Background: Riboflavin, flavin mononucleotide (FMN), and flavin adenine dinucleotide (FAD) concentrations have been little studied in cases of malnutrition.
Objective: Our objective was to investigate the effects of malnutrition on riboflavin status and riboflavin's relation with thyroid hormones and concentrations of urinary organic acids.
Design: Malnourished children from the savannah in Benin (group S, n = 30) and the coast in Togo (group C, n = 30), as well as 24 control subjects from both regions, were studied.

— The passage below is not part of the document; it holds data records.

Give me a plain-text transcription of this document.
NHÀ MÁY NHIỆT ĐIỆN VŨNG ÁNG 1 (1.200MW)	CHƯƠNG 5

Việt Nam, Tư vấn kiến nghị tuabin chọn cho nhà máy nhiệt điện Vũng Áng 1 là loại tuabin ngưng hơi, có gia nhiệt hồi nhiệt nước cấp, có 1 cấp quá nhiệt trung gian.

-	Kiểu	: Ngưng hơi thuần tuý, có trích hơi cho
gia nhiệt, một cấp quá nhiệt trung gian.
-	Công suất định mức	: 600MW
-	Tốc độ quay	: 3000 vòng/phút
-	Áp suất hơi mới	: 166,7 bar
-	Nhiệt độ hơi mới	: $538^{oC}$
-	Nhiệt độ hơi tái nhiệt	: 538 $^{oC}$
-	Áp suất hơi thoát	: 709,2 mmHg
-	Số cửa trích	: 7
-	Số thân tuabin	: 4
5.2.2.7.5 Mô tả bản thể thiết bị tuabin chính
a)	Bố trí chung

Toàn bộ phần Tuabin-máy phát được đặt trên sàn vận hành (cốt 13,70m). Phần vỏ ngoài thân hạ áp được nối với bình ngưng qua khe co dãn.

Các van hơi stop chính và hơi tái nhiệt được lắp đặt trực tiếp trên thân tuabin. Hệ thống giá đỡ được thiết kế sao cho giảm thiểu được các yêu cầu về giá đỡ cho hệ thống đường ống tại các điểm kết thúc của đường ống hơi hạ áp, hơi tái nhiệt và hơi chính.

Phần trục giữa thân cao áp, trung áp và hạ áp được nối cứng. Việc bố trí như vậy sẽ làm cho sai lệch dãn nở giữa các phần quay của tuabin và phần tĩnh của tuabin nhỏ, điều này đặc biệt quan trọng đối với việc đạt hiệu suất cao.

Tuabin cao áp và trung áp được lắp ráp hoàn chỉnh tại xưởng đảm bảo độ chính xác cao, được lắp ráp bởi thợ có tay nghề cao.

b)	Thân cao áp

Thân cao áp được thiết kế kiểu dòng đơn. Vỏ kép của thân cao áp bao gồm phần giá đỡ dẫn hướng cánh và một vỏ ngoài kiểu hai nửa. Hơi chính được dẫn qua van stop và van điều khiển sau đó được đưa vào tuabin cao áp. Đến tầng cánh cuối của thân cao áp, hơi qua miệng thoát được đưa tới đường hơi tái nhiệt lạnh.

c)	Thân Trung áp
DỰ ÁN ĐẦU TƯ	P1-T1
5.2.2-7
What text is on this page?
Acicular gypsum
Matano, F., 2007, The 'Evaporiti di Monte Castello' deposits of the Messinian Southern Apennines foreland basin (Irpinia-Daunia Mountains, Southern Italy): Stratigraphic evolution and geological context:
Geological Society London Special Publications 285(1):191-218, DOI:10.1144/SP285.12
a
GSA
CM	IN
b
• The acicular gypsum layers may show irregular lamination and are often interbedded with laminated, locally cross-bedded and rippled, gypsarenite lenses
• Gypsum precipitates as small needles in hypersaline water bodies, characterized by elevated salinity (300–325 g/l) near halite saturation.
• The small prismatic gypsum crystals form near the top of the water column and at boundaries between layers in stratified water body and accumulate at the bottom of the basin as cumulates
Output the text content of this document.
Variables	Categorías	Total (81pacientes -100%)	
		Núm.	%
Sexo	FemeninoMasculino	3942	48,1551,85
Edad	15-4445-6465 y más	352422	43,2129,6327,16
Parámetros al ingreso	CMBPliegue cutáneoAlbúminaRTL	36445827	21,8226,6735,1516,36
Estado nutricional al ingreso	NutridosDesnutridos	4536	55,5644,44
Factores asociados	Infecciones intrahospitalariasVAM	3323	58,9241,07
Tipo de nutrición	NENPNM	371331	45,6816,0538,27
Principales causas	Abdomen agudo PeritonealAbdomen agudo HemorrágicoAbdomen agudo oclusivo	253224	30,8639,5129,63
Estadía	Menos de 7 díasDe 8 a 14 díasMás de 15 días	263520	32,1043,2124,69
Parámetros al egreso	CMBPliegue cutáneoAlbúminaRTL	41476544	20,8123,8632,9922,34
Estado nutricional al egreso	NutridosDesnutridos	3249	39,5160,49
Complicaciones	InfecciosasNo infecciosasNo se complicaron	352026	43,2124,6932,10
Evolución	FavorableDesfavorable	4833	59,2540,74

Blood riboflavin, FMN, and FAD were analyzed by HPLC; urinary organic acids were analyzed by gas chromatography-mass spectrometry.
Results: Children in group S were more severely malnourished than children in group C. Triiodothyronine concentrations were lower in group S than in group C or the control group (1.12 +/- 0.24 compared with 1.74 +/- 0.18 and 2.92 +/- 0.19 nmol/L, respectively; P < 0.0001). Plasma riboflavin concentrations in group S were higher than those in group C or the control group (66.90 +/- 12.75 compared with 28.09 +/- 9.12 and 20.08 +/- 3.03 nmol/L, respectively; P < 0.001). Plasma FAD concentrations in group S were lower than those in group C or the control group (31.57 +/- 10.19 compared with 59.02 +/- 5.60 and 65.35 +/- 5.23 nmol/L, respectively; P < 0.0001). Dicarboxylic aciduria was higher in group C than in group S or the control subjects.
Conclusions: Children in group S had low triiodothyronine concentrations and low conversion of plasma riboflavin into its cofactors, leading to a plasma FAD deficiency. Plasma FAD was not correlated with urinary dicarboxylic acid concentrations.